The preferred endovascular procedure should start with antegrade ipsilateral access in the Common Femoral Artery (6 French sheath). If the dissection could not be passed by the guidewire a retrograde access in the anterior or posterior tibial artery can be obtained (4 French sheath). Retrograde passing the popliteal dissection with a 0.016-inch guidewire is the next step. One should pick up the 0.016-inch guidewire through the 6 French sheath placed in the CFA. Stent placement can be performed at the injured popliteal section, without further damaging the already heavily stressed soft tissue around the knee. The preferable stent covered or bare in case of endovascular popliteal dissection repair remains debatable. We suspect scenarios like these will become increasingly common, because more than onefifth of all European adults are classified as obese. The general physician must be aware that low energy mechanism and in seemingly trivial mechanisms of injury in the morbidly obese population can result in dislocations with devastating consequences.
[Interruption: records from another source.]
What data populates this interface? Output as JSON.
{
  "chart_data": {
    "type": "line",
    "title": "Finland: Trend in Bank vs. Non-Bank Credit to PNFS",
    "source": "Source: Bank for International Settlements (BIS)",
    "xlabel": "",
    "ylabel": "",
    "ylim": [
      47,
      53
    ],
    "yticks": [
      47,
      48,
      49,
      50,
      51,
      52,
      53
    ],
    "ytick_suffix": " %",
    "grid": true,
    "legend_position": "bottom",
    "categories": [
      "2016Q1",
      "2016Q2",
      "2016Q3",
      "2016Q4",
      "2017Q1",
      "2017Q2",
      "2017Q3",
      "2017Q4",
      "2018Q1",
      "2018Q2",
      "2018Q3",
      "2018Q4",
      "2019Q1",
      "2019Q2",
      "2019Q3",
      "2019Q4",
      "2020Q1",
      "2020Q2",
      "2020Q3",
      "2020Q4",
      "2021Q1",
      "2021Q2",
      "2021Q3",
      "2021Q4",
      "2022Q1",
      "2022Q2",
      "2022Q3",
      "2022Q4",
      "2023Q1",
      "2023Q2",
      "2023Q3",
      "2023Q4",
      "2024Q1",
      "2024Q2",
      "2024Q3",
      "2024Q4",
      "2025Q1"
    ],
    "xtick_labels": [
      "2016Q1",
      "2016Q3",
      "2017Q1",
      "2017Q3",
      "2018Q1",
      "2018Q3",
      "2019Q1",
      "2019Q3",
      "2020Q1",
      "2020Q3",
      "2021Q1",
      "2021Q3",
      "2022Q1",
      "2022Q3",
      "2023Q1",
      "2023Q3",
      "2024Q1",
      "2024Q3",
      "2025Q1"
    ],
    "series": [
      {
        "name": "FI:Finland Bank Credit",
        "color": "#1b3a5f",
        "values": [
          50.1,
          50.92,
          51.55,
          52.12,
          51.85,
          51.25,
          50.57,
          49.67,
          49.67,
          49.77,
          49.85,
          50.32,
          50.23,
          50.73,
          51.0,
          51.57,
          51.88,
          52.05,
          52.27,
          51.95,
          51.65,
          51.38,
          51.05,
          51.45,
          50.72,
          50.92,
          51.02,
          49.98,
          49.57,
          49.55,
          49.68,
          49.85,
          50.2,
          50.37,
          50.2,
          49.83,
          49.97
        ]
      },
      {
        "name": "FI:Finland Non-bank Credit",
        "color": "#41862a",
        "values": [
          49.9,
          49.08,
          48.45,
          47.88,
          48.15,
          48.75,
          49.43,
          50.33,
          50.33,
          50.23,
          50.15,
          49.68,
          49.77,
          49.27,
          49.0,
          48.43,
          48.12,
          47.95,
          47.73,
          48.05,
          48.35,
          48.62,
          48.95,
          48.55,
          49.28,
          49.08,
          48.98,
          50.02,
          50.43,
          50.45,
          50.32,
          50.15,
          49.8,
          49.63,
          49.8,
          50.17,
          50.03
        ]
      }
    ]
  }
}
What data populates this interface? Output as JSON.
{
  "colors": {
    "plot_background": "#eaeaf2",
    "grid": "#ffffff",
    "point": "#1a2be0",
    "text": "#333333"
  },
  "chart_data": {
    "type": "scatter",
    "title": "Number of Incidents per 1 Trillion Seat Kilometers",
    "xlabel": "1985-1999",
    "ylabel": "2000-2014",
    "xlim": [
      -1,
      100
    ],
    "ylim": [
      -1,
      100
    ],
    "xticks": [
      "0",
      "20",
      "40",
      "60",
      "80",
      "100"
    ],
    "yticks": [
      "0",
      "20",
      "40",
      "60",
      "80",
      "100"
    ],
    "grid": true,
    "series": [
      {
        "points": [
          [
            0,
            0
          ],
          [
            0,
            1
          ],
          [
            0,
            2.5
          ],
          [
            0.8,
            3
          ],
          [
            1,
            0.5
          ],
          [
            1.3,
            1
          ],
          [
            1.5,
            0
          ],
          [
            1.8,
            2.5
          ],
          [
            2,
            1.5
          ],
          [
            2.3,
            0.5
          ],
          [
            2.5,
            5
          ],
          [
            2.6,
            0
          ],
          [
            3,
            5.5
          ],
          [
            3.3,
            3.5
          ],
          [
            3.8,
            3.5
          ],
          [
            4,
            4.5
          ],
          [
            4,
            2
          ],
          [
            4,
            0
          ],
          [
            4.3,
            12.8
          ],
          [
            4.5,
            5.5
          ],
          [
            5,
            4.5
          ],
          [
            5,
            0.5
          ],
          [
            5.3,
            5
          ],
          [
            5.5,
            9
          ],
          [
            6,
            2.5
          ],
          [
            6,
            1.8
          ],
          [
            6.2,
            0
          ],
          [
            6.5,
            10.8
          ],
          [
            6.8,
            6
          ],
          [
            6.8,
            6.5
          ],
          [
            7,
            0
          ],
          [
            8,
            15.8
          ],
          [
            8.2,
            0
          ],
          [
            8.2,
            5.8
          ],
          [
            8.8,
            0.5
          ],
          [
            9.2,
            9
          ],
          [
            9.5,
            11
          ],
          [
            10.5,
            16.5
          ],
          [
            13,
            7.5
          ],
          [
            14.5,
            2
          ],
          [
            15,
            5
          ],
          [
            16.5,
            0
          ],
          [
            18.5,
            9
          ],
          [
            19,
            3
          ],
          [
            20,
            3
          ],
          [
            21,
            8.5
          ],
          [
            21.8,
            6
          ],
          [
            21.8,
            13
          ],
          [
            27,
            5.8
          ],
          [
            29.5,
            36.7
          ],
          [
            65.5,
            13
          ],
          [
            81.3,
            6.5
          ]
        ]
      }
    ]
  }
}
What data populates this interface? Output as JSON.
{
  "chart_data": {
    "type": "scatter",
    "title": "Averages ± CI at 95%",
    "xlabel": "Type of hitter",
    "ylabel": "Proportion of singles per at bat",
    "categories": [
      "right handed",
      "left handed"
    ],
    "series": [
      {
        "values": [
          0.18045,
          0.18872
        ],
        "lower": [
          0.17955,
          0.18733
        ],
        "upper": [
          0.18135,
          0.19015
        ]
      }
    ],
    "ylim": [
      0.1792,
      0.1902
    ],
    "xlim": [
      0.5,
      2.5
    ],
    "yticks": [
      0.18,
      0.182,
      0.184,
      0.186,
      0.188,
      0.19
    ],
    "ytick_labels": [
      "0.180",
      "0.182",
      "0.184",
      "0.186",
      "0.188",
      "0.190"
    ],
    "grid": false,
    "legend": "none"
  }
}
In conclusion, using a percutaneous approach to blunt injury of the popliteal artery due to LEKD in the obese patient where even more extensive soft tissue injury may complicate open repair is a novel way to avoid incisions and manipulation of the injured ischemic lower extremity. Long term patency rates of stent placement for blunt popliteal artery injury are unknown and long-term follow-up is required. In younger obese patients stent placement in the distal popliteal artery (P3 segment) should be avoided to preserve a safe landing zone in case a femoro-popliteal bypass might be necessary in the future.